Advice and answer examples written specifically for a Finance job interview.

  • 25. What is working capital?

      How to Answer

      Technically working capital Working Capital = Current Assest - Current Liabilities
      In short It is Excess of Current Assets minus Current Liabilities which can be utilised as a Working Capital to run the Day today business.

      Written by Bobbi Witt on July 19th, 2018

      Entry Level

      "Working capital is defined as current assets minus current liabilities; it tells the financial statement user how much cash is tied up in the business through items such as receivables and inventories and also how much cash is going to be needed to pay off short term obligations in the next 12 months."

      Written by Bobbi Witt

      Experience

      "Working capital is a common measure of a company's liquidity, efficiency, and overall health. Because it includes cash, inventory, accounts receivable, accounts payable, the portion of debt due within one year, and other short-term accounts, a company's working capital reflects the results of a host of company activities, including inventory management, debt management, revenue collection, and payments to suppliers.
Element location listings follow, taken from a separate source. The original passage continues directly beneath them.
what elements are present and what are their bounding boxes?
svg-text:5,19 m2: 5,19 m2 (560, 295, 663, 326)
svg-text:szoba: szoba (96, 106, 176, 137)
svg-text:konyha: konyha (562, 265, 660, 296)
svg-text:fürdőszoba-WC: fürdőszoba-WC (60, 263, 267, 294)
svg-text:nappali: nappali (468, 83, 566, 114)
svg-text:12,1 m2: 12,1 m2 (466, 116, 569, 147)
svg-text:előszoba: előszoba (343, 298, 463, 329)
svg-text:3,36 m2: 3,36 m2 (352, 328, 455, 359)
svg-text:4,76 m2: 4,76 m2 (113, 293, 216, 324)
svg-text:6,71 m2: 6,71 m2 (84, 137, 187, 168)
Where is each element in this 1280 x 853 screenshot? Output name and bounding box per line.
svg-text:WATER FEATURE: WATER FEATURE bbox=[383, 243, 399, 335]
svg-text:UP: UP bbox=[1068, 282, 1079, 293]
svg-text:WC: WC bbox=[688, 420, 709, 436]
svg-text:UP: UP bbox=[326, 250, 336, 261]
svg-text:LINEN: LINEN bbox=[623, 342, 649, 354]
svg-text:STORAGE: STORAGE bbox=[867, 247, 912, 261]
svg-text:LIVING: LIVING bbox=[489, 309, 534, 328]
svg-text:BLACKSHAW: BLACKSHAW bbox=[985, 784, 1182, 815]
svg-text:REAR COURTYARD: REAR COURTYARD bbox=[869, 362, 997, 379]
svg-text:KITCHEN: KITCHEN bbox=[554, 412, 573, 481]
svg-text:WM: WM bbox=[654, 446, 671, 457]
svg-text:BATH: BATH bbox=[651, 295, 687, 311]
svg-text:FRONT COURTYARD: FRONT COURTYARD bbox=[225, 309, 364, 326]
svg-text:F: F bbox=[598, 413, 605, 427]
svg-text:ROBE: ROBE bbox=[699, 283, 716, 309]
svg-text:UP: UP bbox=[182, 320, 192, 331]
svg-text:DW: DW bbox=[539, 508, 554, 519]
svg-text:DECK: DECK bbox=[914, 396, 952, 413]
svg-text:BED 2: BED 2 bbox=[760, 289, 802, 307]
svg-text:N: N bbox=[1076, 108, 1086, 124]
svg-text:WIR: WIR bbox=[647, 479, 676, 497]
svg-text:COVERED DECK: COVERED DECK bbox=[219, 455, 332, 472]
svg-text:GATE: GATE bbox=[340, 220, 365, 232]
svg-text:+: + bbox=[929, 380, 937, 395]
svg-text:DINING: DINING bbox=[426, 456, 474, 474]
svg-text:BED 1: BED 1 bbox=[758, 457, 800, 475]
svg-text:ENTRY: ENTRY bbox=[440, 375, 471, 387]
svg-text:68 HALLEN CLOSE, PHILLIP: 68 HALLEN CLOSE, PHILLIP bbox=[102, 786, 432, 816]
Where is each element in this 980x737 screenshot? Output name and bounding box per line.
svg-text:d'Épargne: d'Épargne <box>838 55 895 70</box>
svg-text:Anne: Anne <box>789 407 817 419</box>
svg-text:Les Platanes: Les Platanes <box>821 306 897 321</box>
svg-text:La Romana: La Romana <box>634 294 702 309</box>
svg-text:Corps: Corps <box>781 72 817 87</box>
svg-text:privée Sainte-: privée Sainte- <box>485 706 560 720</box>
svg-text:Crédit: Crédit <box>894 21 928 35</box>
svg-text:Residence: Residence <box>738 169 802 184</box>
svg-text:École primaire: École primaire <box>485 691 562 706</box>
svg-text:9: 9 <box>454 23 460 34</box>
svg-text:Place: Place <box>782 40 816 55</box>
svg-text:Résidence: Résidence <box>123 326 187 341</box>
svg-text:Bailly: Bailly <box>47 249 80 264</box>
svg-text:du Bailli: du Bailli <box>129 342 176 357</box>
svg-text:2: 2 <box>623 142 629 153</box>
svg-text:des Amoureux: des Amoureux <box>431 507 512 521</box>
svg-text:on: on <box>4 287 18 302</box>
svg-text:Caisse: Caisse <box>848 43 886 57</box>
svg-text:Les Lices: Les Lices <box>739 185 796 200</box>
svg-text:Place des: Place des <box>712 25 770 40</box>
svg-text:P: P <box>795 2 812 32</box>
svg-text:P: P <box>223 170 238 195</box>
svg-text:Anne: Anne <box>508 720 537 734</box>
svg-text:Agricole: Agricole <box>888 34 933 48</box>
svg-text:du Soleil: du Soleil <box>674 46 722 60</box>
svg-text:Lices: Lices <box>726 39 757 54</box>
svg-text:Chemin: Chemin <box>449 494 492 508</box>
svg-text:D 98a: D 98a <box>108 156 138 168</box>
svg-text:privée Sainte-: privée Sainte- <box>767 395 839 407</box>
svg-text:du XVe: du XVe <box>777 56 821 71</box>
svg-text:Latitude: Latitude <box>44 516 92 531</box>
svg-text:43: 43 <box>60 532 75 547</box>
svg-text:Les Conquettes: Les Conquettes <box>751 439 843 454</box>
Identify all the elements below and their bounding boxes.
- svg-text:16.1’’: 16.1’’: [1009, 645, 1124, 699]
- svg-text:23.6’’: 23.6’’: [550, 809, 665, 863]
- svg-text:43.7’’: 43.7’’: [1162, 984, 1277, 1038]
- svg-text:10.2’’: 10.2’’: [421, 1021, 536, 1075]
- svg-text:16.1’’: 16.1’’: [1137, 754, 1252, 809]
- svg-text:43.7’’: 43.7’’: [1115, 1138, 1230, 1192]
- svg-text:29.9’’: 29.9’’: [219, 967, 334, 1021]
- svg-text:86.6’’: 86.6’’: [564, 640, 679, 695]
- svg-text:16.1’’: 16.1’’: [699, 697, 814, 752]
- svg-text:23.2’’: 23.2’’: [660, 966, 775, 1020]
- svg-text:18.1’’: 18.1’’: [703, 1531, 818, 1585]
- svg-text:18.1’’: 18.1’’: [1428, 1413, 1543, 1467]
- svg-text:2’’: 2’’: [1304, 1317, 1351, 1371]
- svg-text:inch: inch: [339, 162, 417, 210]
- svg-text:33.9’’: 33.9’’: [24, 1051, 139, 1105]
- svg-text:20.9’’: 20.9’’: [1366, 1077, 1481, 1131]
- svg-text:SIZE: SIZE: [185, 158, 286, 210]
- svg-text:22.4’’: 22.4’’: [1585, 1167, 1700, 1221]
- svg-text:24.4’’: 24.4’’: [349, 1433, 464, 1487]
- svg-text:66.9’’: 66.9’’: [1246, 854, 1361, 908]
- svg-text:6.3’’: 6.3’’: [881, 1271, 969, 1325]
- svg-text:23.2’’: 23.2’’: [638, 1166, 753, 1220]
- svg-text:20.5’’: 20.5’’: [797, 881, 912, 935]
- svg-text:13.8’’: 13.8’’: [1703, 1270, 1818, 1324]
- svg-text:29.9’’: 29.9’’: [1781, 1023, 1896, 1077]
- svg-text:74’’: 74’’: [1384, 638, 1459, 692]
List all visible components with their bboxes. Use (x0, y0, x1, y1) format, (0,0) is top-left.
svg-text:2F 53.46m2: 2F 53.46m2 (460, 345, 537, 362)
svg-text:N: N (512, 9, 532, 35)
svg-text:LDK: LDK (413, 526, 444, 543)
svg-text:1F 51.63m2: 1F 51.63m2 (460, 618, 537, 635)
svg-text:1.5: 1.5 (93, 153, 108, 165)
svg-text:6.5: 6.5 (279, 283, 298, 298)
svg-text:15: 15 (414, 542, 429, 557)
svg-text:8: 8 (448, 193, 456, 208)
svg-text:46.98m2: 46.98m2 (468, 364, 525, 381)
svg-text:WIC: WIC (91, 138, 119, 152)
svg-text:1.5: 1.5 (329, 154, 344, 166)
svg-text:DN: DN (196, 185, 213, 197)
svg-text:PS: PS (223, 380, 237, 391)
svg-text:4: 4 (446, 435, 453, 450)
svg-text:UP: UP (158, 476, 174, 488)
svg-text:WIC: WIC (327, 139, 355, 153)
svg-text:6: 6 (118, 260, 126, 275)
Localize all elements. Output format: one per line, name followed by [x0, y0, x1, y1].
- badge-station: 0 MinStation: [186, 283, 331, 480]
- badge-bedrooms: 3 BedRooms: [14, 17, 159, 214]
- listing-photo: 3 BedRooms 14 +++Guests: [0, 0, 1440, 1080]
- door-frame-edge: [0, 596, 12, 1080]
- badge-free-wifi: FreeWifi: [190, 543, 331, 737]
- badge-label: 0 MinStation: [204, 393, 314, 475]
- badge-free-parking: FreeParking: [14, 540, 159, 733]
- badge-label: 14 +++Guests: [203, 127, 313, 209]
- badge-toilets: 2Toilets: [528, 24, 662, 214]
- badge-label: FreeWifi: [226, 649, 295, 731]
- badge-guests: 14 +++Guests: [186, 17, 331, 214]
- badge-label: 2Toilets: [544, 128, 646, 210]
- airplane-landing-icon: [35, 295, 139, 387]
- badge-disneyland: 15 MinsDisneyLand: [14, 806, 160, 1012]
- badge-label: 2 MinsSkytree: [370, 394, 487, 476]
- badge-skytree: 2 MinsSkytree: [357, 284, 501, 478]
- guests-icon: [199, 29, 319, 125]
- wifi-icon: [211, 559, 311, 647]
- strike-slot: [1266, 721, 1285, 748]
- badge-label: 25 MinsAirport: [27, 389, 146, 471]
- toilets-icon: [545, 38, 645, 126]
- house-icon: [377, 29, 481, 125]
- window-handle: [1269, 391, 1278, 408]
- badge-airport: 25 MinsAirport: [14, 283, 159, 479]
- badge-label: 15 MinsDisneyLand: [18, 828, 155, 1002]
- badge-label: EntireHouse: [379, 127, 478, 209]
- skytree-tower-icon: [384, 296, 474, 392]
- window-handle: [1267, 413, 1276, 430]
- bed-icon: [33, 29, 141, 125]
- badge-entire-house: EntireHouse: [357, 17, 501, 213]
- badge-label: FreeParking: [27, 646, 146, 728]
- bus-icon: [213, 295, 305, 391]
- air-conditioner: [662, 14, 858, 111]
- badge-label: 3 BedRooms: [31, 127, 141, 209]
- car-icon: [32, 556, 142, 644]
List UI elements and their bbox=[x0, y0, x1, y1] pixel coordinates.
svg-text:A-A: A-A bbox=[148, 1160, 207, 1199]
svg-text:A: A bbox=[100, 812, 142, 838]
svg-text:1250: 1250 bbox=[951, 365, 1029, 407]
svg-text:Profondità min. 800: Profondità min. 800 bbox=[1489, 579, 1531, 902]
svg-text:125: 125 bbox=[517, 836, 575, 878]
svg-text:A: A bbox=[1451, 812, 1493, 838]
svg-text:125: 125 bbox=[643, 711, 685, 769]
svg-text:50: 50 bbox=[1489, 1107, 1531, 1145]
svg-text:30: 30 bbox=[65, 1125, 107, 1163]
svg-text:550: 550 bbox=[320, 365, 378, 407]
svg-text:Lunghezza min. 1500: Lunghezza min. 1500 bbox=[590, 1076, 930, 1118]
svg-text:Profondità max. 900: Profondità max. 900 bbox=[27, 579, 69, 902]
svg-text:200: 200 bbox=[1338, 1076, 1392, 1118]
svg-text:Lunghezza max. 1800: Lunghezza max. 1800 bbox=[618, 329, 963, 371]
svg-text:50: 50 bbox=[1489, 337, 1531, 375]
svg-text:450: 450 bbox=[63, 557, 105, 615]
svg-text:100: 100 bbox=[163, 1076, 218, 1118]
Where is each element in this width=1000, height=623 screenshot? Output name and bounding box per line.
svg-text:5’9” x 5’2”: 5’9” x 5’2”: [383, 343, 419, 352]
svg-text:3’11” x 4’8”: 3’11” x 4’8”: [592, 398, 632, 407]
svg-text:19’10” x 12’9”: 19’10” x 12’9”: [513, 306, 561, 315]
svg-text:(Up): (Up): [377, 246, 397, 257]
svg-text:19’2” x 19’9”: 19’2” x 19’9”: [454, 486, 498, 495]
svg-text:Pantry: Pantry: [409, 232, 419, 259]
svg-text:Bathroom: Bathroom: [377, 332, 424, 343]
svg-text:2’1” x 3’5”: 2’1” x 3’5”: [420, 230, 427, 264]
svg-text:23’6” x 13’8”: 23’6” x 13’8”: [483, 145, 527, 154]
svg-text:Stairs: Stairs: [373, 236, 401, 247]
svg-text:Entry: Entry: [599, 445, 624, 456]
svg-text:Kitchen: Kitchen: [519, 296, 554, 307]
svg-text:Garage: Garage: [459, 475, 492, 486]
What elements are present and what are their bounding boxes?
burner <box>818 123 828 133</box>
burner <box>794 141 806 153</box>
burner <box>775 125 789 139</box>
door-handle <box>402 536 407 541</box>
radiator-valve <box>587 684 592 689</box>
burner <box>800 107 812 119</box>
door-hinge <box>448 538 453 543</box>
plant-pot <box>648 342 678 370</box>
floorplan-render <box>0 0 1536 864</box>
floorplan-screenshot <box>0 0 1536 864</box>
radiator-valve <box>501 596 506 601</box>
      Positive working capital generally indicates that a company is able to pay off its short-term liabilities almost immediately. Negative working capital generally indicates a company is unable to do so. This is why analysts are sensitive to decreases in working capital; they suggest a company is becoming overleveraged, is struggling to maintain or grow sales, is paying bills too quickly, or is collecting receivables too slowly.

      One of the most significant uses of working capital is inventory. The longer inventory sits on the shelf or in the warehouse, the longer the company's working capital is tied up."